Two-tier health checks
A shallow probe keeps the orchestrator happy. A scheduled deep check catches silent dependency failures before users do.
Context
Railway restarts services that stop responding, but a running process does not guarantee a working application. The database connection pool can exhaust, Redis credentials can rotate, QStash signing keys can expire, and Plaid sandbox tokens can be revoked, all while the Node process stays alive and returns 200 on static routes. Without dependency-level checks, these failures surface as user-facing errors with no prior signal.
The decision
Two health check endpoints. A shallow check at /api/health runs SELECT 1 against Postgres and returns 200 or 503. Railway polls this for liveness. Fast, no auth, no side effects. A deep check at /api/health/deep runs all four dependency checks in parallel (Postgres, Upstash Redis, QStash, Plaid), returns per-check latency and status, and classifies the overall result as ok, degraded, or unhealthy. The deep endpoint is protected by CRON_SECRET and designed for scheduled runs, nightly or weekly via QStash cron.
Rationale
- 1
Separating shallow from deep avoids a common anti-pattern: putting dependency checks on the liveness probe. If Plaid is temporarily down, the app is still usable for non-banking features. A shallow check that fails on Plaid would trigger unnecessary restarts.
- 2
Running all dependency checks in parallel with Promise.all keeps the deep check fast. Each check has its own timeout boundary, so one slow dependency does not block the others.
- 3
The three-state response (ok, degraded, unhealthy) gives actionable signal. Degraded means some dependencies are down but the app is partially functional. Unhealthy means nothing works. This distinction matters for incident triage.
- 4
CRON_SECRET protection prevents the deep endpoint from being used as an oracle for dependency status by unauthenticated callers. The same secret already protects the cron cleanup job, so there is no new credential to manage.
In the codebase
Shallow health check. /api/health
async function GET() {
try {
await prisma.$queryRaw`SELECT 1`;
return NextResponse.json({ status: 'ok' });
} catch {
return NextResponse.json(
{ status: 'unhealthy' },
{ status: 503 },
);
}
}Deep health check. Parallel dependency validation
const runCheck = async (
fn: () => Promise<void>,
): Promise<CheckResult> => {
const start = Date.now();
try {
await fn();
return { status: 'ok', latencyMs: Date.now() - start };
} catch (err: unknown) {
const message =
err instanceof Error ? err.message : 'Unknown error';
return {
status: 'unhealthy',
latencyMs: Date.now() - start,
error: message,
};
}
};
const [postgres, redis, qstash, plaid] = await Promise.all([
checkPostgres(),
checkRedis(),
checkQStash(),
checkPlaid(),
]);Three-state classification. ok, degraded, unhealthy
const allOk = Object.values(checks)
.every((c) => c.status === 'ok');
const allDown = Object.values(checks)
.every((c) => c.status === 'unhealthy');
const status = allOk
? 'ok'
: allDown
? 'unhealthy'
: 'degraded';
// 200 when all dependencies are healthy
// 503 when any dependency is down
const httpStatus = allOk ? 200 : 503;Tradeoffs
Shallow check is sub-millisecond and safe to poll every 30 seconds. No risk of rate-limiting external services.

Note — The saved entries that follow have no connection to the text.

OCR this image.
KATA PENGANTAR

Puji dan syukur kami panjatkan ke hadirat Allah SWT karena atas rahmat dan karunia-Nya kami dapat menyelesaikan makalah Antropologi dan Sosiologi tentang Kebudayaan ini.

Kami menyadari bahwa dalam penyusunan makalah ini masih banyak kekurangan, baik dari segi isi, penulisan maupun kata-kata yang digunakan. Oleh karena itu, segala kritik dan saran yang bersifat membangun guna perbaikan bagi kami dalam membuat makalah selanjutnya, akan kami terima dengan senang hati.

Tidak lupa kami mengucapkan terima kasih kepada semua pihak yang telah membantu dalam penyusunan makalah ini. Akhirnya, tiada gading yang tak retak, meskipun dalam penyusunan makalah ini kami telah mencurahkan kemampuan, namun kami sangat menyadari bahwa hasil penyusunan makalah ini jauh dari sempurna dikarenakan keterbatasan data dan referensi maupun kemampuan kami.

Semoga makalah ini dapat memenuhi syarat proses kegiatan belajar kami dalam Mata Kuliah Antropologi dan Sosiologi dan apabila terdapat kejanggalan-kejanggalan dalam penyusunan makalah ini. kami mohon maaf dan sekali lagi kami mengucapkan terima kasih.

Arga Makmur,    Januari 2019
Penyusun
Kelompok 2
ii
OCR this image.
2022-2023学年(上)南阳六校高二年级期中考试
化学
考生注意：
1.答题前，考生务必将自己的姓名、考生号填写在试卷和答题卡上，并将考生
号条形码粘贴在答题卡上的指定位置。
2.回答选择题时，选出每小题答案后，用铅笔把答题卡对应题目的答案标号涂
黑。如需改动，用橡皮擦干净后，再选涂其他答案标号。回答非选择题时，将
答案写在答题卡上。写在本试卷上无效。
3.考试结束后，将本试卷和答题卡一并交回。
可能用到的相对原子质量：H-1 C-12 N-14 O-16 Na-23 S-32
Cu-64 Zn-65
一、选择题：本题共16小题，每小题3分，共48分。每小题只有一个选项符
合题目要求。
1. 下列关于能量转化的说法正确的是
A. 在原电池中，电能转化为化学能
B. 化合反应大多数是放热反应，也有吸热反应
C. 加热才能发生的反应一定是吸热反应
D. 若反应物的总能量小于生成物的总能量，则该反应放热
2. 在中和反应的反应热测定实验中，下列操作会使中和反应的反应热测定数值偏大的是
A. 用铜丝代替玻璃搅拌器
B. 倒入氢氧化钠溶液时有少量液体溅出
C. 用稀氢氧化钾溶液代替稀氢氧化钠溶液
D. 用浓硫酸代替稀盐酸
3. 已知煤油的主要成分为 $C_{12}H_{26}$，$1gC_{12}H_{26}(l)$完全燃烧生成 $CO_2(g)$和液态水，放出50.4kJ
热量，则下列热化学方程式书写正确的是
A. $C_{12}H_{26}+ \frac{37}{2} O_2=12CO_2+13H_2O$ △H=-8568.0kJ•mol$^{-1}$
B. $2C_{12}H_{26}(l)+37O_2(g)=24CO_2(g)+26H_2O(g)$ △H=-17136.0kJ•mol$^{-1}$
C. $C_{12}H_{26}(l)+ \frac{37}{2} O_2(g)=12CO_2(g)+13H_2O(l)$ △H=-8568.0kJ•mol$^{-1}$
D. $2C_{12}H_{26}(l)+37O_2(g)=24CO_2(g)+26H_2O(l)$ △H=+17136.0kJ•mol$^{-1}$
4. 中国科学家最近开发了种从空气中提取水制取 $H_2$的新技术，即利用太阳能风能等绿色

Shallow check only catches Postgres failures. A Redis or QStash outage will not trigger a Railway restart. By design, but it means those failures depend on the scheduled deep check for detection.
Deep check validates the full dependency chain in one request. Catches credential rotation, network policy changes, and silent service degradation.
Deep check creates real connections to external services. Running it more than nightly could hit rate limits on Plaid sandbox or add measurable cost on QStash.
Per-check latency reporting surfaces performance degradation before it becomes an outage. A Redis ping jumping from 5ms to 500ms is a leading indicator.
Latency numbers are point-in-time snapshots from the deployment region. They do not reflect client-side latency or cross-region performance.